The present invention concerns integrated memory circuits, ferroelectric memory transistors, and methods of making these circuits and transistors.
Integrated memory circuits serve as data-storage components in thousands of products, from televisions, to automobiles, to computers. Typically, these memory circuits are implemented as arrays of floating-gate transistors, with each transistor storing an electrical charge representative of a one or a zero on its floating gate.
In recent years, these floating-gate transistors have been modified to include a layer of ferroelectric material that exhibit electric polarizations, analogous to magnetic polarizations, in response to appropriate electrical signals. One electrical signal polarizes the material to represent a zero, and another signal oppositely polarizes the material to represent a one. The polarizations affect operation of the transistors in specific ways, which enables detection of their polarization states and thus recovery of stored data. Memory circuits using these ferroelectric memory transistors enjoy advantages, such as faster write cycles and lower power requirements, over conventional floating-gate memory circuits.
The present inventors have identified at least one problem with the conventional structure of these ferroelectric memory transistors. The conventional structure includes a semiconductive layer and a multi-layer gate structure stacked atop the semiconductive layer. Built upward from the semiconductive layer, the gate structure comprises a silicon-dioxide insulative layer, a metal layer, a ferroelectric layer, and a control gate.
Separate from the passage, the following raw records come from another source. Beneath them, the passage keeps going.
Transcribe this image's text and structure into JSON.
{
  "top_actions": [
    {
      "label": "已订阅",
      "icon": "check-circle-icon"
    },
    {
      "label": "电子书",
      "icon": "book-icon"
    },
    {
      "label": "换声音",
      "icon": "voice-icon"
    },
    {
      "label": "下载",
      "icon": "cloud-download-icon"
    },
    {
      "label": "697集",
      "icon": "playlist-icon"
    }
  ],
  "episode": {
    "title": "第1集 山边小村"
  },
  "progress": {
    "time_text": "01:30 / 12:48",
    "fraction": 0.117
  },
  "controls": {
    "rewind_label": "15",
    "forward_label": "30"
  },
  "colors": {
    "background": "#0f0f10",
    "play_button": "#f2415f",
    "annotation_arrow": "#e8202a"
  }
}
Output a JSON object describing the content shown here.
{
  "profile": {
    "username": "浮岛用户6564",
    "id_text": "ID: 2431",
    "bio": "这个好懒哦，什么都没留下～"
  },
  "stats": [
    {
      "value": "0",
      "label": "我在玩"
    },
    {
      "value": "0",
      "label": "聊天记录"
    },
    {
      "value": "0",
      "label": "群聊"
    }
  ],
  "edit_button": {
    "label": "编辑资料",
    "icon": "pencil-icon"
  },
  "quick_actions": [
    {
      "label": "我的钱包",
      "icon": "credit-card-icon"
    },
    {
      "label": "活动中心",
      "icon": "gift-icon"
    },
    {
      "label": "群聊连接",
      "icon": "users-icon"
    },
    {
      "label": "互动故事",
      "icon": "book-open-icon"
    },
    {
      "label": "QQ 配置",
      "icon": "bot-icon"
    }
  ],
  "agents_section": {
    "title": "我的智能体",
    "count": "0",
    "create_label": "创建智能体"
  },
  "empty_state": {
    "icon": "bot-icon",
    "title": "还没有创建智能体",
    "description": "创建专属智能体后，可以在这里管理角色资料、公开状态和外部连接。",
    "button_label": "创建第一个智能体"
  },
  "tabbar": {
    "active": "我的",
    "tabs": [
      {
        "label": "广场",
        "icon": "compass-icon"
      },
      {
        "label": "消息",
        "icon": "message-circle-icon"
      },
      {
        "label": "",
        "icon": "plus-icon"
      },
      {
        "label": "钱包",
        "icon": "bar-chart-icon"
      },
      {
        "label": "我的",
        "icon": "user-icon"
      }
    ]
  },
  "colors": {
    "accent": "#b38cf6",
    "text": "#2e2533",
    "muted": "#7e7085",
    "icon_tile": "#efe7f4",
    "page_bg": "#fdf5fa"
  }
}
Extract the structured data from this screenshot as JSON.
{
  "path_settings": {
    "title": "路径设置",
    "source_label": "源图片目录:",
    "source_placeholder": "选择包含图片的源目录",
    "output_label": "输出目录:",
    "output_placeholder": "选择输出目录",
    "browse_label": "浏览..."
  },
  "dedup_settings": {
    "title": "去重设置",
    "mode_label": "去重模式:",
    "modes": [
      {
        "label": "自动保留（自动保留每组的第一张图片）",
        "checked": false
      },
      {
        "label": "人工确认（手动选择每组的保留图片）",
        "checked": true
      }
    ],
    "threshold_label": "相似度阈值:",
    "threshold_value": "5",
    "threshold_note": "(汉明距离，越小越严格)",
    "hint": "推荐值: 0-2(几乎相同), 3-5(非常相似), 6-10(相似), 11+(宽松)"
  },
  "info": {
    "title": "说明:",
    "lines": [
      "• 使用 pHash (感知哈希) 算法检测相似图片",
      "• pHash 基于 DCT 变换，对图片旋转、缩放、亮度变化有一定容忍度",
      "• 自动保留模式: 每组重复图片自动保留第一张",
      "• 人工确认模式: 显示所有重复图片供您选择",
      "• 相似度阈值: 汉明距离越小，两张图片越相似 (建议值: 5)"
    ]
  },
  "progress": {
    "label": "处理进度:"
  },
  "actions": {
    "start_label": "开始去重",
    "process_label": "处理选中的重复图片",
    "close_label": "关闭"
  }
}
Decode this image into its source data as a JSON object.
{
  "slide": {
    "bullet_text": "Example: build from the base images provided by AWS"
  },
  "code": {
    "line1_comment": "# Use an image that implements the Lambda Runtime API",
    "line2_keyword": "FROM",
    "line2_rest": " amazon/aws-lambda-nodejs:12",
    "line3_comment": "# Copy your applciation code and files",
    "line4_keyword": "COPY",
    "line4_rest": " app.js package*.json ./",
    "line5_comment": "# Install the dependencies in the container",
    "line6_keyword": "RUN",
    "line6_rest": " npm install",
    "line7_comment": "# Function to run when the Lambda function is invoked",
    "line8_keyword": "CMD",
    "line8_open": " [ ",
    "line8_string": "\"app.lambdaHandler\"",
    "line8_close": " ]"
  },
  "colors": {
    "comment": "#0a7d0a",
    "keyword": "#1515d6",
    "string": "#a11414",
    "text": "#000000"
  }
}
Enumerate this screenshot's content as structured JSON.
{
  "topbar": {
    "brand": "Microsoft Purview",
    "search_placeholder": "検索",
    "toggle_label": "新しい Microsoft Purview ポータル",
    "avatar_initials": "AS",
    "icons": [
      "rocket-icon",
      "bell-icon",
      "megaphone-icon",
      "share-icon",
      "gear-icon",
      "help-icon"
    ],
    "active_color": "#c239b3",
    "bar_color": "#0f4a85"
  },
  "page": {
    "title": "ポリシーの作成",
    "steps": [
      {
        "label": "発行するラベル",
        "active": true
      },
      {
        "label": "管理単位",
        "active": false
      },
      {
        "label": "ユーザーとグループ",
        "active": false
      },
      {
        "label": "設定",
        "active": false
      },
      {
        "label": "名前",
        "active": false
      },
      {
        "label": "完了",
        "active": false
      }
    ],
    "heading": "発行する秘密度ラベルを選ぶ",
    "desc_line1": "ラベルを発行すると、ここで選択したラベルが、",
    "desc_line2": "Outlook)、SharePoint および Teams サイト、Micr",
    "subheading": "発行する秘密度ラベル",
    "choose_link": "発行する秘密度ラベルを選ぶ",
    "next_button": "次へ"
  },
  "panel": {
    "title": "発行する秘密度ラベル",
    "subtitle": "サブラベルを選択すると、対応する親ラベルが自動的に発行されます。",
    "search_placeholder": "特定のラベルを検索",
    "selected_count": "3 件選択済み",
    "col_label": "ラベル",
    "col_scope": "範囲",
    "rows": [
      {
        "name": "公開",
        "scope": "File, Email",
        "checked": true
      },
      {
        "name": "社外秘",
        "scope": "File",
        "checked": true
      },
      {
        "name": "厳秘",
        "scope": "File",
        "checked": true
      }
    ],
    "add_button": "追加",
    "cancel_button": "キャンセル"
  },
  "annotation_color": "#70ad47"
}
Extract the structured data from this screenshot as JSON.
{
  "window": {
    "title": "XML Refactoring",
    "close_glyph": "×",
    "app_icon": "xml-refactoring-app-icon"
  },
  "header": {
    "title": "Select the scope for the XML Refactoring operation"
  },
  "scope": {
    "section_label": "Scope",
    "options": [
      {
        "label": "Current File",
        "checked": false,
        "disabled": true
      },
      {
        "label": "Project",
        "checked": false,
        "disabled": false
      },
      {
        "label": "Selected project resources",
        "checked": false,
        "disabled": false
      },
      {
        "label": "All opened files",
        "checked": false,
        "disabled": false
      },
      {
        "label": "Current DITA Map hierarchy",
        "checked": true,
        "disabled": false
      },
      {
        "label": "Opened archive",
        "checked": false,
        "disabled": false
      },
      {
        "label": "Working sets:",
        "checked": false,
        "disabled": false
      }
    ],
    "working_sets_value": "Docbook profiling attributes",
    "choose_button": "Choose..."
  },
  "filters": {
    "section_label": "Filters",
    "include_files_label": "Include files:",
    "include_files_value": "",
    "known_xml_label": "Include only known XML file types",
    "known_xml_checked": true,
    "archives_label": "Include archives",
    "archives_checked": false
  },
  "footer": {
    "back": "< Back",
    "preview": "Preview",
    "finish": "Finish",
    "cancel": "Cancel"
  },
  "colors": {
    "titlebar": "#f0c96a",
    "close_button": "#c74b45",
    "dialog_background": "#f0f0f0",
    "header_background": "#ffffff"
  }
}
The problem is that the multilayer gate structure forces the insulative layer to withstand a greater portion of voltages applied to the control gate than the ferroelectric layer, even though the ferroelectric, because of its at least 100 times greater permittivity, can withstand greater voltages than the insulative layer. More precisely, the metal layer and the large difference in permittivities (or dielectric constants) of the silicon dioxide and conventional ferroelectric material (4 versus 400 or more) cause the gate structure to behave as a series connection of a small capacitor and a large capacitance, with a greater portion of any applied voltage falling across the silicon dioxide of the small capacitor than the ferroelectric layer of the large capacitor. The inventors expect this small-capacitor-large-capacitor behavior to compromise reliability as fabricators attempt to meet the demand for smaller ferroelectric memories using thinner insulative layers, which are more likely to breakdown under their disproportionate share of applied voltages.
Accordingly, there is a need for ferroelectric memories that can scale to smaller dimensions with better reliability.
To address these and other needs, the inventors devised unique ferroelectric gate structures and related fabrications methods. One exemplary gate structure includes a high-integrity silicon oxide insulative layer; a doped titanium-oxide layer; a weak ferroelectric layer; and a control gate. In contrast to the conventional gate structure, this exemplary structure replaces the metal layer between the insulative layer and the ferroelectric layer with a titanium-oxide layer and the conventional ferroelectric layer with a weak ferroelectric, reducing the permittivity mismatch across the layers and thus promoting a more balanced voltage distribution across them. This, in turn, promotes reliability of gate structures with thinner gate insulation.
An exemplary fabrication method entails forming the silicon-oxide layer in a low-temperature oxygenation process using a Krypton plasma, forming the doped titanium-oxide layer using atomic-layer deposition, and forming the weak ferroelectric from a doped zinc oxide. Exemplary dopants for the titanium-oxide layer include strontium or barium, and exemplary dopants for the zinc oxide include lithium and magnesium.